Contracting and negotiating is the next step in the 7 stages to business-aligned strategies that organizations should follow as part of their category management playbook. It’s an important step in category strategy execution as you align supplier relationships with your strategy.
The process begins with selecting suppliers to support business outcomes, developed with internal and external stakeholders, and ends in the contracting process. More specifically, the execution process can include these activities: taking categories out for bids to increase competition, changing suppliers, re-negotiating contracts terms and timing, outsourcing/insourcing, and executing an SRM strategy to find innovative approaches to restructure supplier relationships, redesign products, and create new revenue streams from waste streams.
This series of posts summarizes the critical information from a recent CAPS whitepaper, A Playbook for Category Management.
7 stages of category management
- Internal Analysis
- External Analysis
- Category Strategy Development
- Negotiation and Contracting
- Supplier Relationship Management
- Category Performance Management
Typically, an organization retains a list of suppliers they turn to during the sourcing process.
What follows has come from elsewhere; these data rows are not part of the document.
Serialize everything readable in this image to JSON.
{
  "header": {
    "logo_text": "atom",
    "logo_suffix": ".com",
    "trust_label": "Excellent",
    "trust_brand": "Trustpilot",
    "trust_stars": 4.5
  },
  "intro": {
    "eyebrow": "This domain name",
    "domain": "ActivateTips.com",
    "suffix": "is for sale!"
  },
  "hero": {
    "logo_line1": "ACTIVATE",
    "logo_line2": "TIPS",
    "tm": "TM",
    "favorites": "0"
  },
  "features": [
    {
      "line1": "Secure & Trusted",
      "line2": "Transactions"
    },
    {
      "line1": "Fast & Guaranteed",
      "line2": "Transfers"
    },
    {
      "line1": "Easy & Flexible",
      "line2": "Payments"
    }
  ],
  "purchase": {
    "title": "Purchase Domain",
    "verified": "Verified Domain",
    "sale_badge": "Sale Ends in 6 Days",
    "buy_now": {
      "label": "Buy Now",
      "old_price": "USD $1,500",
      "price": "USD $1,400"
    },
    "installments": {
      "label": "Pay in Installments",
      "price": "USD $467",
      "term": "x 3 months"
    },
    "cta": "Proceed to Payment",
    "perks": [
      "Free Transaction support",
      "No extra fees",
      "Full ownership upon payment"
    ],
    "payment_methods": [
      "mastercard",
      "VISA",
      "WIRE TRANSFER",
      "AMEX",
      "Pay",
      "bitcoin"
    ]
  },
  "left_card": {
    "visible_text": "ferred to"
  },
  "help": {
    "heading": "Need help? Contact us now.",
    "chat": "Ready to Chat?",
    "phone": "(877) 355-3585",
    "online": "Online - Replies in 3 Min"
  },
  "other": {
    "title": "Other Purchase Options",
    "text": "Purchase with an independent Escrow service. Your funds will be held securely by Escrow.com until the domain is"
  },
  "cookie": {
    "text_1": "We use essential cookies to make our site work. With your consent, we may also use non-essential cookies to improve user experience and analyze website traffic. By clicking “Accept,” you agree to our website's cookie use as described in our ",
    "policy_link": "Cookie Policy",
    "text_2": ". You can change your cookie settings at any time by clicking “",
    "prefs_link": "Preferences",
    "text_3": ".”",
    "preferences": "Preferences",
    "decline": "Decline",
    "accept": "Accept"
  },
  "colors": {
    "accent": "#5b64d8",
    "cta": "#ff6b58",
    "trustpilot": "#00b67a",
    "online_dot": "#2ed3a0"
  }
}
That list may include the following types of suppliers:
- Preferred: Typically, the first choice due to meeting the expectations for quality, delivery, and price, and can respond to unexpected changes.
- Partnered: Suppliers with a close relationship – not necessarily a formal one – that offer advantages for both buyers and sellers.
- Approved: Suppliers that meet the buyer’s selection criteria and have been added to the approved list.
- Certified: Suppliers with quality-control systems that meet specific requirements, such as food safety.
- Prequalified: Suppliers that meet preliminary screening criteria.
- Certifiable: Suppliers that are not currently certified but present substantial evidence to become certified.
- Diverse: Suppliers that increase the diversity of the buyer’s supply base. A business that is at least 51% owned and operated by an individual or group that is part of a traditionally underrepresented or underserved group.
If there are no preferred or partnered suppliers, organizations will commonly select suppliers through competitive bidding and negotiation. This chart highlights differences between competitive bidding and negotiating with individual suppliers.
The negotiation and contracting stage should support your category strategy with mutually beneficial supplier relationships that deliver value beyond low-cost bids.
Contracting best practices
- Determine whether the contract is a site, business-unit, or organization-wide agreement
- Differentiate the contract type
- Determine the length of agreement from short- to longer-term
- Define contract templates to be employed
- Use contractual allocation of risk (CARM) as a tool to identify and allocate risks in contracts
The final supplier selection decision should not be based solely on lowest price, but should include other criteria related to business drivers, such as innovative capability, responsiveness, quality, and flexibility related to the long-term cost of doing business.
In some organizations, the category team (with representation from the business unit), the sourcing representative, and the category manager, have responsibility for contracting and negotiation. In other organizations, however, only the sourcing manager has contracting and negotiation responsibility. With the category strategy in hand and suppliers on board, it's time to create long-term value for the organization.